Mutations and Polymorphism
Something that is polymorphic has more than one (poly) form (morph). Many genes are polymorphic. Each form of a gene is known an allele, as I previously described above. Alleles that are common in the population are known as polymorphisms.

A genetic mutation is a permanent alteration in the form of a gene. Some of these alterations are detrimental, and others are advantageous, but many have no significant impact on the organism. A polymorphism is a variation that occurs in more than 1% of the population that does not cause disease. We tend to thnk of mutations as detrimental.

Mutations can be caused many different ways, including exposure to radiation or mutagenic chemicals, or simple accidents during replication. Mutations cannot be passed to offspring unless they occur in reproductive (sperm and egg) cells. It's unlikely that exposure to radiation or chemicals would ever cause a mutation like Spiderman or the Incredible Hulk, but it does make for fun reading.

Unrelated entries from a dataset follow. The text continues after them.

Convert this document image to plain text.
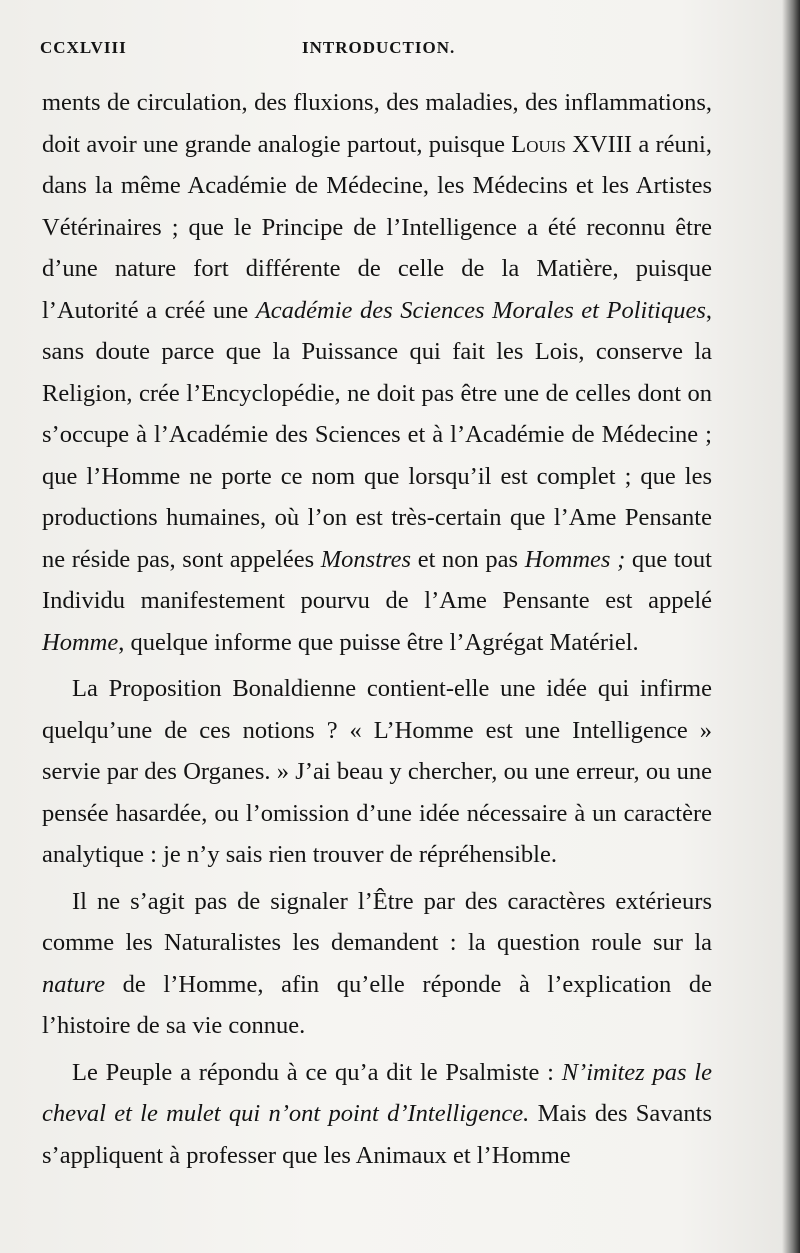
CCXLVIII	INTRODUCTION.

ments de circulation, des fluxions, des maladies, des inflammations, doit avoir une grande analogie partout, puisque Louis XVIII a réuni, dans la même Académie de Médecine, les Médecins et les Artistes Vétérinaires ; que le Principe de l’Intelligence a été reconnu être d’une nature fort différente de celle de la Matière, puisque l’Autorité a créé une Académie des Sciences Morales et Politiques, sans doute parce que la Puissance qui fait les Lois, conserve la Religion, crée l’Encyclopédie, ne doit pas être une de celles dont on s’occupe à l’Académie des Sciences et à l’Académie de Médecine ; que l’Homme ne porte ce nom que lorsqu’il est complet ; que les productions humaines, où l’on est très-certain que l’Ame Pensante ne réside pas, sont appelées Monstres et non pas Hommes ; que tout Individu manifestement pourvu de l’Ame Pensante est appelé Homme, quelque informe que puisse être l’Agrégat Matériel.

La Proposition Bonaldienne contient-elle une idée qui infirme quelqu’une de ces notions ? « L’Homme est une Intelligence » servie par des Organes. » J’ai beau y chercher, ou une erreur, ou une pensée hasardée, ou l’omission d’une idée nécessaire à un caractère analytique : je n’y sais rien trouver de répréhensible.

Il ne s’agit pas de signaler l’Être par des caractères extérieurs comme les Naturalistes les demandent : la question roule sur la nature de l’Homme, afin qu’elle réponde à l’explication de l’histoire de sa vie connue.

Le Peuple a répondu à ce qu’a dit le Psalmiste : N’imitez pas le cheval et le mulet qui n’ont point d’Intelligence. Mais des Savants s’appliquent à professer que les Animaux et l’Homme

Describing Genetic Variation
Just as you can "diff" two pieces of source code and build a script to turn one into another, you can also compare two gene sequences to each other, and explain how one differs from the other. In clinical genomics, these "edit scripts" also have a standard form, and can be used to describe a particular alteration that hasn't previously been identified. A nomenclature for describing these alterations has been recommended by the Human Gene Variation Society (HGVS) and can be found here: The use of a standardized nomenclature for describing gene alterations allows for subsequent review and analysis when new genetic research results become available.

Gene Sequences and DNA Markers
In order to identify genes and their alleles and polymorphisms we need sequences of nucleotides (A, C, G and T) to reference, known as DNA Markers. A collection of reference sequences has been put together in the GenBank® database maintained by the National Center for Biotechnology Information (NCBI).

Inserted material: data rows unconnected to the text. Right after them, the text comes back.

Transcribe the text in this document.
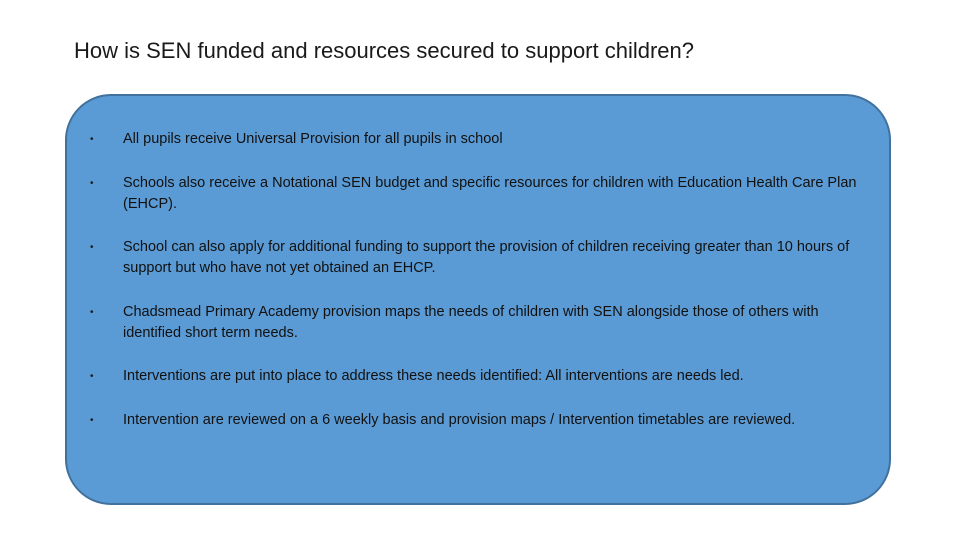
How is SEN funded and resources secured to support children?
•	All pupils receive Universal Provision for all pupils in school
•	Schools also receive a Notational SEN budget and specific resources for children with Education Health Care Plan (EHCP).
•	School can also apply for additional funding to support the provision of children receiving greater than 10 hours of support but who have not yet obtained an EHCP.
•	Chadsmead Primary Academy provision maps the needs of children with SEN alongside those of others with identified short term needs.
•	Interventions are put into place to address these needs identified: All interventions are needs led.
•	Intervention are reviewed on a 6 weekly basis and provision maps / Intervention timetables are reviewed.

Different kinds of polymorphisms have different names. The simplest is the change of a single nucleotide from one type to another, known as a SNP (for single nucleotide polymorphism), and pronounced "snip". These changes tend to occur in the DNA between genes, in areas that that are not functional. They are useful as DNA markers, identifying individuals or related individuals. NCBI maintains a database of SNPs known as dbSNP.

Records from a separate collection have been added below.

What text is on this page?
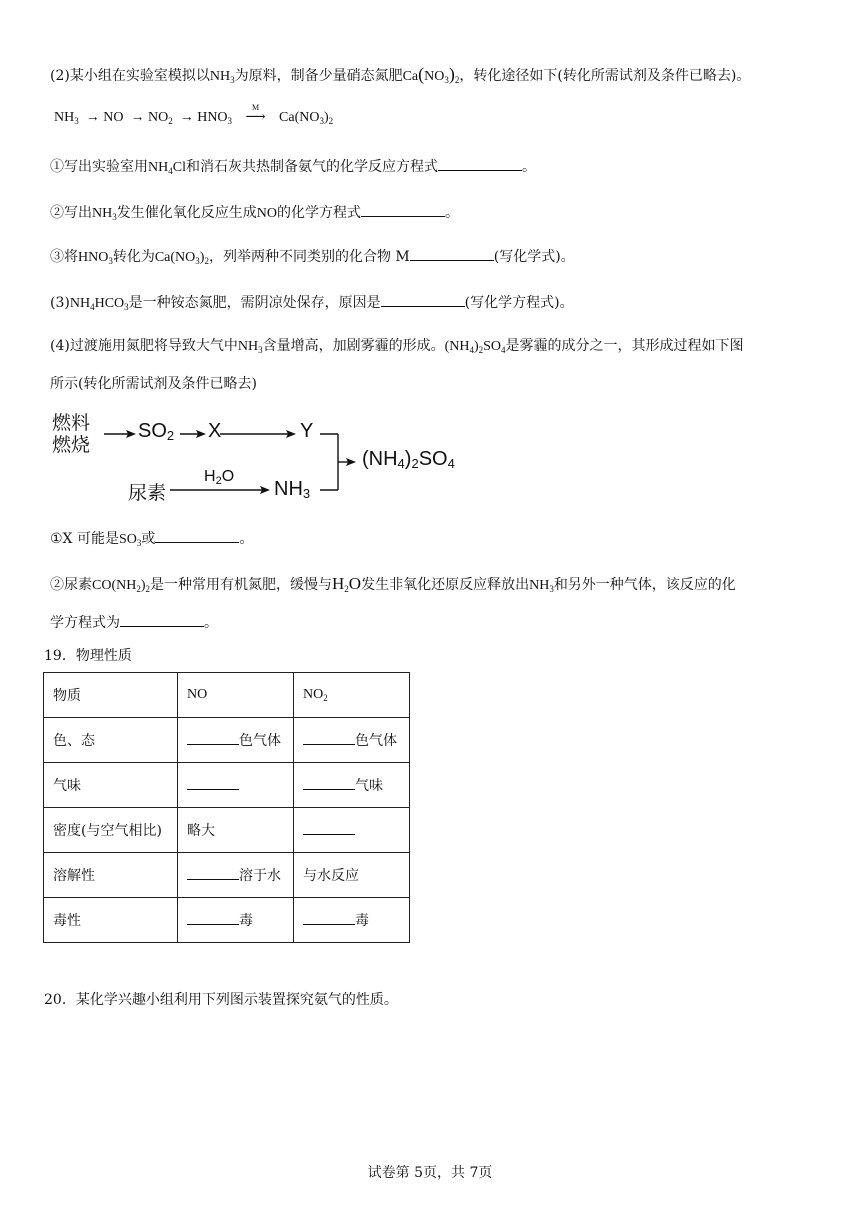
(2)某小组在实验室模拟以$NH_3$为原料，制备少量硝态氮肥$Ca(NO_3)_2$，转化途径如下(转化所需试剂及条件已略去)。
$NH_3$  → NO  → $NO_2 \to HNO_3$
M
⟶ $Ca(NO_3)_2$
①写出实验室用$NH_4Cl$和消石灰共热制备氨气的化学反应方程式	。
②写出$NH_3$发生催化氧化反应生成NO的化学方程式	。
③将$HNO_3$转化为$Ca(NO_3)_2$，列举两种不同类别的化合物 M	(写化学式)。
$(3)NH_4HCO_3$是一种铵态氮肥，需阴凉处保存，原因是	(写化学方程式)。
(4)过渡施用氮肥将导致大气中$NH_3$含量增高，加剧雾霾的形成。$(NH_4)_2SO_4$是雾霾的成分之一，其形成过程如下图
所示(转化所需试剂及条件已略去)
燃料
燃烧
$SO_2$ X	Y
尿素
$H_2O$
$NH_3$
$(NH_4)_2SO_4$
①X 可能是$SO_3$或	。
②尿素$CO(NH_2)_2$是一种常用有机氮肥，缓慢与$H_2O$发生非氧化还原反应释放出$NH_3$和另外一种气体，该反应的化
学方程式为	。
19．物理性质
物质	NO	$NO_2$
色、态	色气体	色气体
气味		气味
密度(与空气相比)	略大	
溶解性	溶于水	与水反应
毒性	毒	毒
20．某化学兴趣小组利用下列图示装置探究氨气的性质。
试卷第 5页，共 7页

Talking Glossary of Genetics, National Human Genome Research Institute, January 1999, available on the web at
This is an excellent resource containing simple definitions of genetic terms, and a number of freely available images, including the two used in this article. The chromosome image was modified for this article.

Thanks to Dr. Kevin Hughes of Massachusetts General Hospital for his review an comments on an early draft of this article, and to Scott Bolte (also of GE Healthcare) and Mollie Ullman-Cullere of Partners Healthcare for educating me and providing excellent reference material for this series.


  1. Hi Keith,

    Looking forward to part 2 of this article! My wife is a genetic counselor, and I deal with electronic health records, so it's definitely an area of interest. I've been curious as to how reporting standardized genetic testing information will pan out, especially with regards to family history, privacy, and the electronic health record. Thanks for taking the time to post, I've enjoyed reading your blog.

  2. I hope you enjoy part two now posted. There's a wee bit at the end about genetics counseling.